Conservation et Restauration : quel avenir pour les forêts ?

Article du 21 mars 2023

#agroforesterie #impact #etude #investissement

1. Définition et historique

Commençons par une définition simple d’une forêt. C’est un écosystème, relativement étendu, constitué principalement d’un peuplement d’arbres, arbustes et arbrisseaux, ainsi que de l’ensemble des autres espèces qui lui sont associées et qui vivent en interaction au sein de ce milieu. Elle peut être naturelle ou plantée, primaire (intacte) ou exploitée de diverses manières par l’homme. Source Wikipédia. 

Le terme « forêt » est un concept qui n’a pas toujours désigné le même espace, et qui reste encore complexe à définir universellement. Dans la plupart des cas, le terme inclut l’utilisation qu’on en fait ou qu’on en tire. Un forestier appellera forêt une plantation d’arbre à vocation de production de pâte à papier qu’un environnementaliste ne considèrera pas comme une forêt. 

Historiquement, l’école allemande, utilitariste, a imprégné 3 siècles de gestion « moderne » des forêts : la forêt doit fournir du bois d’œuvre (construction) et du bois d’énergie (feu, chaleur). Beaucoup plus récemment à l’échelle du changement des consciences, les évolutions sont basées sur des valeurs plus intrinsèques notamment la valeur de la biodiversité qu’héberge la forêt ; et construite dans une opposition avec l’usage humain, ou encore des valeurs utilitaristes. Néanmoins, dans un sens plus large la forêt produit des services écosystémiques qu’il importe de restaurer/maintenir/accroitre, et avec une vision plus globale où la place des êtres humains est centrale. Entre reforestation et conservation, tour d’horizons sur les bonnes pratiques pour préserver les forêts d’aujourd’hui et de demain.L

2. Les enjeux importants d’une forêt en disparition

Bien qu’il s’agisse simplement d’une définition, la forêt dans son sens le plus récent, c’est-à-dire l’écosystème forestier incluant la faune et la flore ainsi que les services écosystémiques qui lui sont attachés intrinsèquement, a de multiples actions positives :

  • Premièrement, il s’agit d’un puit de carbone extrêmement efficace,
  • Ensuite les espaces forestiers permettent de réguler les sinistres climatiques, sècheresses et inondations notamment par la filtration et la rétention de l’eau dans les sols.
  • De plus l’écosystème étant complexe, il est très résilient grâce la biodiversité qui y vit (faune comme flore d’ailleurs), et permet de regénérer les sols par eux-mêmes.
  • Enfin, lié directement à cette richesse de biodiversité, la forêt représente pour l’homme un espace de collecte très intéressant. Par exemple, plus de 50% des médicaments de la médecine traditionnelle dont dépendent plus de 80% des populations dans les pays en voie de développement sont trouvés directement en forêt. Et ¼ des produits de la médecine moderne proviennent aussi d’espaces forestiers.

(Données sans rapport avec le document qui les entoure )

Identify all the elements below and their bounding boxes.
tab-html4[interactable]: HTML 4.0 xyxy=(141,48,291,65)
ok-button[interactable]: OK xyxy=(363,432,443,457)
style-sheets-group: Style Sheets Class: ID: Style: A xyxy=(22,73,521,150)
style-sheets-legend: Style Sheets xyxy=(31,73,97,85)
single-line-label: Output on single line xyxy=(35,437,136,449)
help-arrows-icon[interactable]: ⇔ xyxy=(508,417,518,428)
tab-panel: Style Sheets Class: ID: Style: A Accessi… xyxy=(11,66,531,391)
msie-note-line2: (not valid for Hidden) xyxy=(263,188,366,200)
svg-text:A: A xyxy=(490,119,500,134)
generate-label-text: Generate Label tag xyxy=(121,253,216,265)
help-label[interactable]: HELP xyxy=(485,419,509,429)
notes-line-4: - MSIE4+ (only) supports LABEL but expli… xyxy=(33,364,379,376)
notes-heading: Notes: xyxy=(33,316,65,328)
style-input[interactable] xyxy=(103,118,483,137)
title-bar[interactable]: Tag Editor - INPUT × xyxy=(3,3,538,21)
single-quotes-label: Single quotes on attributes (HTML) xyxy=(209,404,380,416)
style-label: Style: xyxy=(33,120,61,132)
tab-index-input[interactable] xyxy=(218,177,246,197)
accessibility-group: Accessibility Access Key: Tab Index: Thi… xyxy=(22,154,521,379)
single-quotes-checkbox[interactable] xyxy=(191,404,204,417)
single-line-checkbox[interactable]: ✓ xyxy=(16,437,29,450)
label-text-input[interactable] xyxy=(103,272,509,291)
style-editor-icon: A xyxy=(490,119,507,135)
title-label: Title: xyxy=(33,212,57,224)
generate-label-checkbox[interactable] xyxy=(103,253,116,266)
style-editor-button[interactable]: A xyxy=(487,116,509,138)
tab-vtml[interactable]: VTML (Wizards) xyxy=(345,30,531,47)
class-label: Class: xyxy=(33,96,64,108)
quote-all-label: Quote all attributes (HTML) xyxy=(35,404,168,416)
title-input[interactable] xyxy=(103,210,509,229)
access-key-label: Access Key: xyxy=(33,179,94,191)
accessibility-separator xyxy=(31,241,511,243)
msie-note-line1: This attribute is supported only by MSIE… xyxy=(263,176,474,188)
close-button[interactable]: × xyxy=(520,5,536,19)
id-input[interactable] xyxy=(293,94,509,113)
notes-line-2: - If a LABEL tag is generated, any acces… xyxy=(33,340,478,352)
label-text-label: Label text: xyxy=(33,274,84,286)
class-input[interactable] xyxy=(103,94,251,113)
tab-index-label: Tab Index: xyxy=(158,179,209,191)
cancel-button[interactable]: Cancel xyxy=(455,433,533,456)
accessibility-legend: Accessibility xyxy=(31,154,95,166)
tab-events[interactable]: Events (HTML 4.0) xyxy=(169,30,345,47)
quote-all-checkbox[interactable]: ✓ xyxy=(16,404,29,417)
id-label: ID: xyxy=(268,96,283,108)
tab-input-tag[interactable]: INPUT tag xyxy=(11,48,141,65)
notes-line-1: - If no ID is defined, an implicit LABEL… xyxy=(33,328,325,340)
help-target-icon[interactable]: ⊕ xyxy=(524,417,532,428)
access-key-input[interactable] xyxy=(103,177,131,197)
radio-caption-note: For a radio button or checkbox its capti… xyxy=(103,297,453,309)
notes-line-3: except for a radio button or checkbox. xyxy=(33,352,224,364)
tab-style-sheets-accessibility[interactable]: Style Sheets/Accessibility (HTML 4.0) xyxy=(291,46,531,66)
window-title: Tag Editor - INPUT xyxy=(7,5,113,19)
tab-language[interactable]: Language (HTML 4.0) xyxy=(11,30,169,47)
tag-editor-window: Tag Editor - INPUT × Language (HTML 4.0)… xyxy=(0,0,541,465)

L’exploitation de cet espace est naturelle, mais sa surexploitation est dangereuse. Pourtant, c’est ce qu’on note de plus en plus aujourd’hui.

Selon le rapport de la FAO sur la situation des forêts du monde, depuis 1990, on estime que 420 millions d’hectares de forêts ont été perdus en raison de la conversion à d’autres usages des terres. L’expansion agricole est le principal moteur de la déforestation, l’agriculture commerciale à grande échelle étant responsable de 40 % de la déforestation tropicale, suivie par l’agriculture locale de subsistance, responsable de 33 % de la déforestation tropicale entre 2000 et 2010.

Malgré ces chiffres alarmants, la perte nette de surface forestière a diminué, passant de 7,8 millions d’hectares par an dans les années 1990 à 4,7 millions d’hectares par an au cours de la période 2010-2020. Cela indique que les efforts de conservation et de restauration ont un impact positif. Toutefois, la superficie des forêts primaires dans le monde a diminué de plus de 80 millions d’hectares depuis 1990, et la déforestation et la dégradation des forêts continuent de poser des risques importants pour la biodiversité.

En effet, la déforestation qui a commencé à l’aube de l’aire industrielle se poursuit aujourd’hui encore. A savoir que les forêts principalement touchées ces dernières années sont celles d’Afrique (accélération de la déforestation) et d’Amérique du Sud (ralentissement de la déforestation), là où la population en a le plus besoin. De ce fait, la pauvreté dans ces pays étant plus importante, les populations se reposent sur les forêts pour survivre, que ce soit par les médicaments et autres denrées récupérées en forêt, ou encore grâce au service écosystémique de celles-ci qui leur assurent un environnement vivable et des conditions propices pour la culture de produit de rente (cacao, soja, etc.).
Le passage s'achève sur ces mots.